Roquan Smith ILB 6’0 230
Smith is everything you want in an inside linebacker in this era of football, where the NFL is continually becoming a passing league. He’s smart, instinctive, and is legitimately sideline to sideline fast. The former Georgia Bulldog has eclipsed 100 total tackles for the third year in a row, racking up 137 tackles in 2020.
What he may lack in “meet you in the A gap and destroy you,” he more than makes up for in his coverage ability. That is not to say he is a finesse player because he absolutely is not. He is more of a sure tackler than a big hitter.
Forgot how good Roquan Smith could be. That could be a big boost for this defense this year pic.twitter.com/KLWIFIZz2J
— Sam Monson (@PFF_Sam) September 6, 2019
The speed that allows him to be so good in space while covering running backs and tight ends, also gives the former high school wide receiver an advantage when playing against zone blocking schemes. As if that isn’t enough he basically has GPS coordinates to the ball at all times.
Honestly, the best bet is running right at him and hope that the slightly undersized linebacker gets engulfed by the offensive line. Oh, he’s also pretty good at avoiding blockers. He can also sniff out a screen pass from a mile away. I could keep going, but you get the point. Smith is a certified baller.
Khalil Mack OLB 6’3 260
I don’t want to talk about Khalil Mack. I hate the fact that he very easily could have been a Ram. If the Rams had drafted Mack with the second overall pick in the 2014 NFL draft instead of Greg Robinson, he would have been paired with the eventual thirteenth pick and reining best player in all of football, Aaron Donald. Let’s think about that for a second.
Mack is an absolute terror.
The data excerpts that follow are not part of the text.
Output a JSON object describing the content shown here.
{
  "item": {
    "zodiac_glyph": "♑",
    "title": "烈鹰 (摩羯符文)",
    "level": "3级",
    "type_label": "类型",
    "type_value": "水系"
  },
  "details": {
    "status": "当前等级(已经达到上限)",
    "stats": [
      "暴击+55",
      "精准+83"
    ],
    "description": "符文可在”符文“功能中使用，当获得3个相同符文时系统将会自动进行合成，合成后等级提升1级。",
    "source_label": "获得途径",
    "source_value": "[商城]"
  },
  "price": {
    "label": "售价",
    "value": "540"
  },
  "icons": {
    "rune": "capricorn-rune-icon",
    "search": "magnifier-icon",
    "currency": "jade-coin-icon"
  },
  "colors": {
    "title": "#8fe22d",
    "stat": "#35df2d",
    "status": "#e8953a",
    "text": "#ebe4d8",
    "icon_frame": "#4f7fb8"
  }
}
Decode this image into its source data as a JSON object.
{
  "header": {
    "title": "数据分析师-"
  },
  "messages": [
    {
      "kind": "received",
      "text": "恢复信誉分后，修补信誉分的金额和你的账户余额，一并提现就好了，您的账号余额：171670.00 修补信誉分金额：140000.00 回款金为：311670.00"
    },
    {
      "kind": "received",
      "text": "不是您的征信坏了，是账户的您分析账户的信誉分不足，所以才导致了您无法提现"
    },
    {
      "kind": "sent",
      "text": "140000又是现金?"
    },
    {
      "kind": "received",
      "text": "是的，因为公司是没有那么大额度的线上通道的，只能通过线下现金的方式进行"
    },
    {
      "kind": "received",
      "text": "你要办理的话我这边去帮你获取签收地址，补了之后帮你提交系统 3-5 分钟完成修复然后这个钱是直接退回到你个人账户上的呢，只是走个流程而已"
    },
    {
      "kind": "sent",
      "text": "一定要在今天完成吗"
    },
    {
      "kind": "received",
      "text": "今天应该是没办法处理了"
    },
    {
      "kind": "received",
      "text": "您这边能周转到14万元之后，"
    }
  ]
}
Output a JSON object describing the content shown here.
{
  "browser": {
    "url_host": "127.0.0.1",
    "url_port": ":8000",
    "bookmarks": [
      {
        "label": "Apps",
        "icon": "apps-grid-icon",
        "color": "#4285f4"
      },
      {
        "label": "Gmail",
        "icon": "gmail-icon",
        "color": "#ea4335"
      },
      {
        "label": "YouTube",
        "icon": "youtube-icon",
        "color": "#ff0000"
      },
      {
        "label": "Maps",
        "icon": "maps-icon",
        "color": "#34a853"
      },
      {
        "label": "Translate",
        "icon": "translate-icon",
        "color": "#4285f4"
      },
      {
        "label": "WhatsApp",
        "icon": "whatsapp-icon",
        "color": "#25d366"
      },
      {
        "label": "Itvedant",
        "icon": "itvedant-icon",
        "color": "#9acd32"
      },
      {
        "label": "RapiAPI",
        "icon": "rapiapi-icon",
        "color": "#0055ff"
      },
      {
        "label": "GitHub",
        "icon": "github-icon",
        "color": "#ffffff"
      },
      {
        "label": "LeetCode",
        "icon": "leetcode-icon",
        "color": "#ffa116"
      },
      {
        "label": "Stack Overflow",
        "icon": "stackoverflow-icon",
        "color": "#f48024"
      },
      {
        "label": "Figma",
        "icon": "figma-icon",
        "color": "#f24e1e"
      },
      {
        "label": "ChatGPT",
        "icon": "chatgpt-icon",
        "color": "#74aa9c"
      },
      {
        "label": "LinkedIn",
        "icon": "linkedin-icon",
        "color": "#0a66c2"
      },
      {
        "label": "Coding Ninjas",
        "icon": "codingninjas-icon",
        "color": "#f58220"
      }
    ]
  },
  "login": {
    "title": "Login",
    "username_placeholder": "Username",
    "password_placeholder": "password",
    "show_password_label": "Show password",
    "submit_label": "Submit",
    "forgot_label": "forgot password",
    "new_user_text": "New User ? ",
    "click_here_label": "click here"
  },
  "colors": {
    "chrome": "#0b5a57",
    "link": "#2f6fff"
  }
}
While he has produced under 10 sacks for two years in a row for the first time in his career, he is capable of completely wrecking a game plan in an instant.
Khalil Mack and the Bears defense isn’t making it easy on Jared Goff tonight. pic.twitter.com/Qj6yi9Pz15
— Pro Football Network (@PFN365) October 27, 2020
Los Angeles did a relatively good job keeping him from stuffing the stat sheet in 2020. Outside of one sack and forced fumble on former quarterback (for some reason I smiled when I typed that) Jared Goff after a nasty fake out on right tackle Rob Havenstein, Mack was mostly quiet. Hopefully Havenstein, who will again have the unenviable task of blocking one of the best pass rushers in the NFL, has a similar performance. Minus one sack fumble, of course.